The thing with humans is they will say “I don’t remember how many syllables a haiku has” and “what the hell is kubernetes?” No LLM can reliably produce a haiku because their lexing process deprives them of reliable information about syllable counts. They should all say “I’m sorry, I can’t count syllables, but I’ll try my best anyway.” But the current models don’t do that because they were trained on texts by humans, who can do haiku, and not properly taught their own limits by reinforcement learning. It’s Dunning Kruger gone berserk.

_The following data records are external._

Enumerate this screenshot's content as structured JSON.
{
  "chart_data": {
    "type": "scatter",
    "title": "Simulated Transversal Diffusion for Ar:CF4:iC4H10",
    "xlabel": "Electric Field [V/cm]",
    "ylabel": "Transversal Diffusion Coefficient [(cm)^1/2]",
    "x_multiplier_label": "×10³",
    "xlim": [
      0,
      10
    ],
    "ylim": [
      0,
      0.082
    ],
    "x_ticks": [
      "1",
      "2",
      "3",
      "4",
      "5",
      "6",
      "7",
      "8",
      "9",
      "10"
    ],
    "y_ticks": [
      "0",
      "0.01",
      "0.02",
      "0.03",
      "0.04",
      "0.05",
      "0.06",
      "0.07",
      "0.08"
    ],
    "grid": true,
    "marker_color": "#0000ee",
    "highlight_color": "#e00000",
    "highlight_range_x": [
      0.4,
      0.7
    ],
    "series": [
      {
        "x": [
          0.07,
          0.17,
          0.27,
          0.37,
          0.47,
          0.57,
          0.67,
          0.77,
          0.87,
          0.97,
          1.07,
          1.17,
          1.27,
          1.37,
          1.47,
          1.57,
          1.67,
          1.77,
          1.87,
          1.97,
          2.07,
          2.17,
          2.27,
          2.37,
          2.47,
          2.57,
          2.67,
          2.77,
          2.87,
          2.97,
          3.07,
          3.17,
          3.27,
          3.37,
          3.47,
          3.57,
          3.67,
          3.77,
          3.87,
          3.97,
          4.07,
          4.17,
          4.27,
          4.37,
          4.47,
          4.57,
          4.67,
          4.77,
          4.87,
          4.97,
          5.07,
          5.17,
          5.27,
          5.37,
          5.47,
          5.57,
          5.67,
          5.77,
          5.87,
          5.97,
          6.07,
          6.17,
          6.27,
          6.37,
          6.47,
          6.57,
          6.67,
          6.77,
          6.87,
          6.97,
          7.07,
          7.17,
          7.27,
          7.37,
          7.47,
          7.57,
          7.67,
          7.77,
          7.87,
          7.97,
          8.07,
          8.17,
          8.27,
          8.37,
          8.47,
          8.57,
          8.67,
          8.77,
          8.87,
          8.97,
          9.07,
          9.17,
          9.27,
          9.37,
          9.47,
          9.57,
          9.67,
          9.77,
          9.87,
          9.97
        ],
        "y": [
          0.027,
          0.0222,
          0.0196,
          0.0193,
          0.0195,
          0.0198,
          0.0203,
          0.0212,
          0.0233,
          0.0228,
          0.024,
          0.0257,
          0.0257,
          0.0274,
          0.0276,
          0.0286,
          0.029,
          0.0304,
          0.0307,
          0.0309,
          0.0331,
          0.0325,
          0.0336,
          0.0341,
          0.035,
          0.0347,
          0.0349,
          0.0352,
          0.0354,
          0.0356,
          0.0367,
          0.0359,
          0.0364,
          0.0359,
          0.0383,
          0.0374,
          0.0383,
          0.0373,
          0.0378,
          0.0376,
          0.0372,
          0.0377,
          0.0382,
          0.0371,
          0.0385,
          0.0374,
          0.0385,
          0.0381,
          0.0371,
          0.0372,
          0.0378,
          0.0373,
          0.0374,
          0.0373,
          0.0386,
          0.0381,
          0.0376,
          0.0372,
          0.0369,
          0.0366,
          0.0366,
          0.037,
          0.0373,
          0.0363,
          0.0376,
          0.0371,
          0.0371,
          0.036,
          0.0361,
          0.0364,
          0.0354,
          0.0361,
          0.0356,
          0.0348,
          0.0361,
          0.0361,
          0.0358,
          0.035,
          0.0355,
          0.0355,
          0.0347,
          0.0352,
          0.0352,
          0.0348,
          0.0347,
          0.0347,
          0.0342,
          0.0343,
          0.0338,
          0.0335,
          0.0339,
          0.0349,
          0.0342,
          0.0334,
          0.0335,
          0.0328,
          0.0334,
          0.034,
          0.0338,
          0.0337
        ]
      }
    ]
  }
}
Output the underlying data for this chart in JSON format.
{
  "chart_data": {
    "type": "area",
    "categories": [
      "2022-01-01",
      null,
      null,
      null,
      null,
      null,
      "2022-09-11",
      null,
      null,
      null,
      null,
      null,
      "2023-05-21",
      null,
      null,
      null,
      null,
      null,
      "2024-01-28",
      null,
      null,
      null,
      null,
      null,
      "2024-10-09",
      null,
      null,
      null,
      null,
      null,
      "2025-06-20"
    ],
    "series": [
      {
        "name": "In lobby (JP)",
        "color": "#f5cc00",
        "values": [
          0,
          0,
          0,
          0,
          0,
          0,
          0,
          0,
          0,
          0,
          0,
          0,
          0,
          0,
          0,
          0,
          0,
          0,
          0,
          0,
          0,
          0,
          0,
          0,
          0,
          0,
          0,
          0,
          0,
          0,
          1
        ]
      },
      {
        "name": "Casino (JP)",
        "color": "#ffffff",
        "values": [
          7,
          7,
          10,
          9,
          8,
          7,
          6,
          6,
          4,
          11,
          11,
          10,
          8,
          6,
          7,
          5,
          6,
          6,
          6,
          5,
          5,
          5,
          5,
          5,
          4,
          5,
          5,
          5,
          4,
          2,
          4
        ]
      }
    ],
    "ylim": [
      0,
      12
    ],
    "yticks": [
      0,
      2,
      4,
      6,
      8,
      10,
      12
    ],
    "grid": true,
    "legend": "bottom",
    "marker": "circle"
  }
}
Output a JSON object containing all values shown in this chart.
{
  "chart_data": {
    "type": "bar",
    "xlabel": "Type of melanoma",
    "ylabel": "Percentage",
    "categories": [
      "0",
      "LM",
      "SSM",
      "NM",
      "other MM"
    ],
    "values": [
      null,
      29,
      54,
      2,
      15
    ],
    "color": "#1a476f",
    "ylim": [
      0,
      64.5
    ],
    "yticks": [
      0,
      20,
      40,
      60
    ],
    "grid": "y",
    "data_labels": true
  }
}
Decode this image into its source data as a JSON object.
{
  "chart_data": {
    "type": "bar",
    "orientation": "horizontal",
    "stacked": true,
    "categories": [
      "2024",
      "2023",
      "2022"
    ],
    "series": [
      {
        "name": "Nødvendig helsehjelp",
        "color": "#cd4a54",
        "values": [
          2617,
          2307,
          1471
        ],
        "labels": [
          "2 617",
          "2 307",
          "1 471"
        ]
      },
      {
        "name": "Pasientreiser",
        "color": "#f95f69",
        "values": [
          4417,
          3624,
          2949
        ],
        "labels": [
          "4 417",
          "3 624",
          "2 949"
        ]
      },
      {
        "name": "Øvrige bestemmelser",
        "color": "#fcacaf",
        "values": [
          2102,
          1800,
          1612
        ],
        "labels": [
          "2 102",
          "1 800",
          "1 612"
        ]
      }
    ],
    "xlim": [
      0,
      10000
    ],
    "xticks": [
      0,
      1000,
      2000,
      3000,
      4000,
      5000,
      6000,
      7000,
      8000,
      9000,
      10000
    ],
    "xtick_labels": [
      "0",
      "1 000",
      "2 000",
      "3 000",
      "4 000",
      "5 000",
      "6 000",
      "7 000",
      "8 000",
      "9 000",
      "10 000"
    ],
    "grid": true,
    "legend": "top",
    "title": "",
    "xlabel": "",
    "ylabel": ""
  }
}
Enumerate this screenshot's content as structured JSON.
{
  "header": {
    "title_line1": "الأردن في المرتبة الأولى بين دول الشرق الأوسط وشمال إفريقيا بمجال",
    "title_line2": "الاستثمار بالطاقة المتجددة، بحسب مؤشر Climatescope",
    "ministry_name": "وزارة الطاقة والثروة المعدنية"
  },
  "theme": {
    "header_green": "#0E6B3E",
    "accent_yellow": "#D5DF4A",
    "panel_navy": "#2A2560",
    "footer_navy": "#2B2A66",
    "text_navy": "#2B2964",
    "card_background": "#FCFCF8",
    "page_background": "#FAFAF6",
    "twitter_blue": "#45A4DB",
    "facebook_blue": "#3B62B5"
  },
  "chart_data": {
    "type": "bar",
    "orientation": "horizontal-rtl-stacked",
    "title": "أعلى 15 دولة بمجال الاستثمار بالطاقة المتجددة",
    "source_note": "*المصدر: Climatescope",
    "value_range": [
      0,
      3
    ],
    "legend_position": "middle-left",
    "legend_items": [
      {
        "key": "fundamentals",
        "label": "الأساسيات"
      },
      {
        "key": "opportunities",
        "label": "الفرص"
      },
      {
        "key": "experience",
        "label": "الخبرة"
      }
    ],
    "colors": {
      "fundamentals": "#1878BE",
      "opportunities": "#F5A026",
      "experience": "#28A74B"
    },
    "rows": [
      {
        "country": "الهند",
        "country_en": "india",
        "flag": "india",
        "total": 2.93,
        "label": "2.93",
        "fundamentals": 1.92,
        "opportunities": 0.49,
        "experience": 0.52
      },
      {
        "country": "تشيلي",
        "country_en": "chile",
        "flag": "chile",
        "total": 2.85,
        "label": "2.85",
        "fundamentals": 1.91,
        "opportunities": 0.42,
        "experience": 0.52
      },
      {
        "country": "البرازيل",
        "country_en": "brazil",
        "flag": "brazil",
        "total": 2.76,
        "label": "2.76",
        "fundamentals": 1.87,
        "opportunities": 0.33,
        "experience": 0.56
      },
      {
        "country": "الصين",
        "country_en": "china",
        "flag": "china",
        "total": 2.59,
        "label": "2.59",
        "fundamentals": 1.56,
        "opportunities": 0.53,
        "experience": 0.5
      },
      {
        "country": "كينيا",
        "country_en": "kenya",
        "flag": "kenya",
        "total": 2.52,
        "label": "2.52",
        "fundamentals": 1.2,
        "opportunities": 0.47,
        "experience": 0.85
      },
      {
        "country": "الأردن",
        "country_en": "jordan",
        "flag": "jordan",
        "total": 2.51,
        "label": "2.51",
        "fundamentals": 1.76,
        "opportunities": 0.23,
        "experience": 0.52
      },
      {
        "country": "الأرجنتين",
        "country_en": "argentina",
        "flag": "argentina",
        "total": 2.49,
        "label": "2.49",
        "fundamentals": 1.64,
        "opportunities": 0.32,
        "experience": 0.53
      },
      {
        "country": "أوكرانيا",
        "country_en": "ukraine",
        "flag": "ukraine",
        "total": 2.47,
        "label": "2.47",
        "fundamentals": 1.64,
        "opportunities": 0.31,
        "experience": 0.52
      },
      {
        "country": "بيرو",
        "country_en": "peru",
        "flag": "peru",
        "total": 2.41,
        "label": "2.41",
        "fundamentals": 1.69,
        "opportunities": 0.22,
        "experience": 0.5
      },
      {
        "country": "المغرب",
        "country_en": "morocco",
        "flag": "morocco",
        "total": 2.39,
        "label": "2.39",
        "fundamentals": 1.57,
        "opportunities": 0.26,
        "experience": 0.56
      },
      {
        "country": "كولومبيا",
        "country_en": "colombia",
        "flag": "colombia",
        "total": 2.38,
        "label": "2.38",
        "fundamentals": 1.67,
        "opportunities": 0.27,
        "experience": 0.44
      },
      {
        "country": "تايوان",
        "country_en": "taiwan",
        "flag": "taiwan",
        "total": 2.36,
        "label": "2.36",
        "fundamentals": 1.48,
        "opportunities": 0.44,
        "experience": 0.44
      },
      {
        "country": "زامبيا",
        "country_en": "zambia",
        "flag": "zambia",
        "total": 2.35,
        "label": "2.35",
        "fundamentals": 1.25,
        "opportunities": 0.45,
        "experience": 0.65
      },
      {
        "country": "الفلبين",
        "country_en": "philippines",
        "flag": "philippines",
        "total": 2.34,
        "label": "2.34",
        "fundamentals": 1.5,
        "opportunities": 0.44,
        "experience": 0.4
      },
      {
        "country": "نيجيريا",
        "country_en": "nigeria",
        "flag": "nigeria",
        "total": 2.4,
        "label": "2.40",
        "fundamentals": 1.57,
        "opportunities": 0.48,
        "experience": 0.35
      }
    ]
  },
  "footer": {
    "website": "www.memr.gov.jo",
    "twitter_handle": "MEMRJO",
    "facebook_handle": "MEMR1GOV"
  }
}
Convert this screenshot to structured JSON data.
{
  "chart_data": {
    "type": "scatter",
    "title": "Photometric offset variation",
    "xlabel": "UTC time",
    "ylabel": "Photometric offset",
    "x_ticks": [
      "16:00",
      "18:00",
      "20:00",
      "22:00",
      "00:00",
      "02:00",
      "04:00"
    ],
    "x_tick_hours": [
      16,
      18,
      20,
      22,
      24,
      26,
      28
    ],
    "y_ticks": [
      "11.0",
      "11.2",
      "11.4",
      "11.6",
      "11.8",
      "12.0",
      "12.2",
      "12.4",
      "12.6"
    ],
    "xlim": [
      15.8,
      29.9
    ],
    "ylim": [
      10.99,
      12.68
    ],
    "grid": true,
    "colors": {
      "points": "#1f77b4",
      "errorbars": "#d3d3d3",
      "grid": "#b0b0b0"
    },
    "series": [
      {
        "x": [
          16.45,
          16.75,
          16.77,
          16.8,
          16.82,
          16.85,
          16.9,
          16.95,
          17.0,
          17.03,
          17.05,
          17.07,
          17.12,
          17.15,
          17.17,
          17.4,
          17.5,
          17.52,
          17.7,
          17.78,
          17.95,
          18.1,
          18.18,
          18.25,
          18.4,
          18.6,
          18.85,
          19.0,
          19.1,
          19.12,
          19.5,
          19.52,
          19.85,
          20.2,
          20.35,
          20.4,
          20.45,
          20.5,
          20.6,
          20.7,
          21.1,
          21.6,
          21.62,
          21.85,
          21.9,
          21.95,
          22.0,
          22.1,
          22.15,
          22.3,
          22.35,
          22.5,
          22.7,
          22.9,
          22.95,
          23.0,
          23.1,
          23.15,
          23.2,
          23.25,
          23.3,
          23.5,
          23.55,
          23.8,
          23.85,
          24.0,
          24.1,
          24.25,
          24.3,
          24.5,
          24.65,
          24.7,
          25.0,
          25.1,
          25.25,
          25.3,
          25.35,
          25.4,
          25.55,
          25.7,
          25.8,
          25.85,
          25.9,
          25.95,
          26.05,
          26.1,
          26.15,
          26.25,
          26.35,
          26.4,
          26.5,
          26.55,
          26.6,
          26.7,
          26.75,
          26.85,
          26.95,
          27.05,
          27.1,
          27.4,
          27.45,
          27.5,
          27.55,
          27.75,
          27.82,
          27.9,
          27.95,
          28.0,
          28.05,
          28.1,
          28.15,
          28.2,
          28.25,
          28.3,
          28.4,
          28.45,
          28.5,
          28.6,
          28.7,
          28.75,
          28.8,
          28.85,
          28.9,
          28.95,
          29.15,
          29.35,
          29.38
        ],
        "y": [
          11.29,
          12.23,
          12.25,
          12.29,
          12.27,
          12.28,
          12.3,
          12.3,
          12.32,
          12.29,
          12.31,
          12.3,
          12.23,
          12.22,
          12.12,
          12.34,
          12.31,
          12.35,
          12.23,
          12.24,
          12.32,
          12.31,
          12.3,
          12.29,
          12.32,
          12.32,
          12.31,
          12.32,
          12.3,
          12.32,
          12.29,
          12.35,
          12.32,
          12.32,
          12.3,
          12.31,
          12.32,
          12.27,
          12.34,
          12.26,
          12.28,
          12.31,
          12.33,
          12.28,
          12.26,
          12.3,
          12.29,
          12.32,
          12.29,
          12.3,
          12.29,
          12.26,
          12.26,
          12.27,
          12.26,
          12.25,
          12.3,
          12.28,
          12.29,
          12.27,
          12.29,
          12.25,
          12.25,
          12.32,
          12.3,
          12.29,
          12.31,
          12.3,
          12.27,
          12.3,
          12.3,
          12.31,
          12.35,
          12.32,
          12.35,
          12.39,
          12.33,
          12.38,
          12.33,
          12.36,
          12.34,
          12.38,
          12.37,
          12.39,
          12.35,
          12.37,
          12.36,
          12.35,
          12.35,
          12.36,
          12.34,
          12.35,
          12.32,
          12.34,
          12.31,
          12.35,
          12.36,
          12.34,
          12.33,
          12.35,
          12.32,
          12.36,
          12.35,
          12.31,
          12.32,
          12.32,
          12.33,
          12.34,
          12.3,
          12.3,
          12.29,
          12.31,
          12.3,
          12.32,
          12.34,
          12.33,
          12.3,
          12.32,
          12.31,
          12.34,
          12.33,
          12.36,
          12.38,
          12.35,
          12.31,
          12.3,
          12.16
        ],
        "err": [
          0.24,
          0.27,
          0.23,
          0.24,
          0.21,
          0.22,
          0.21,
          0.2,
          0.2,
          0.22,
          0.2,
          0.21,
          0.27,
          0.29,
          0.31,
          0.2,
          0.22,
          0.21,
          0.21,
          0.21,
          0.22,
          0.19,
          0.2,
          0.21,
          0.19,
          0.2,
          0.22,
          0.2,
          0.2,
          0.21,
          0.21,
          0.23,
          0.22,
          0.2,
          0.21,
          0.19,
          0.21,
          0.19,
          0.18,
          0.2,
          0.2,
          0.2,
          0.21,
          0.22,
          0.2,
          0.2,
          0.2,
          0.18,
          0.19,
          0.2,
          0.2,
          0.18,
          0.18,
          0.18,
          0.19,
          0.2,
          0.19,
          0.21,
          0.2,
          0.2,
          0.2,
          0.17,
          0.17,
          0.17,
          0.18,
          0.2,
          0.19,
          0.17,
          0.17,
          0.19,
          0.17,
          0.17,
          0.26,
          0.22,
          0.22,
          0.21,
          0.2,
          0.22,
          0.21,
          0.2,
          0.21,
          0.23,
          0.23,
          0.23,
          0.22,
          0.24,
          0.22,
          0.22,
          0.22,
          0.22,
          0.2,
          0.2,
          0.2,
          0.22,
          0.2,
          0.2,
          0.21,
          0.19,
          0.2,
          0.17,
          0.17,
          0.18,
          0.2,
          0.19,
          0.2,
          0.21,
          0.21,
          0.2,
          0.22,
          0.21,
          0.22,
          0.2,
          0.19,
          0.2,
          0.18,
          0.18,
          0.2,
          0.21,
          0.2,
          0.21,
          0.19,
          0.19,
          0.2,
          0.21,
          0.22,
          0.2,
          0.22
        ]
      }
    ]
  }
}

Eh, it's not D&K gone berserk, it's what happens when you attempt to compress reality down to a single dimension (text). If you're doing a haiku, you will likely subvocalize it to ensure you're saying it correctly. It will be interesting when we get multimodal AI that can speak and listen to itself to detect things like this.
The problem isn’t just that everything is text. It’s that everything is a Fourier transform of text in such a way that it’s not actually possible for an LLM to learn to count syllables.
Imagine you have a lot more computing resources in a multimodal LLM. It sees your request of count the syllables and realizes it can't do them from text alone (hell I can't and have to vocalize it). It then sends your request to a audio module and 'says' the sentence, then another listening module that understand syllables 'hears' the sentence.
This is how it works in most humans, now if you do this every day you'll likely make some kind of mental shortcut to reduce the effort needed, but at the end of the day there is no unsolvable problem on the AI side.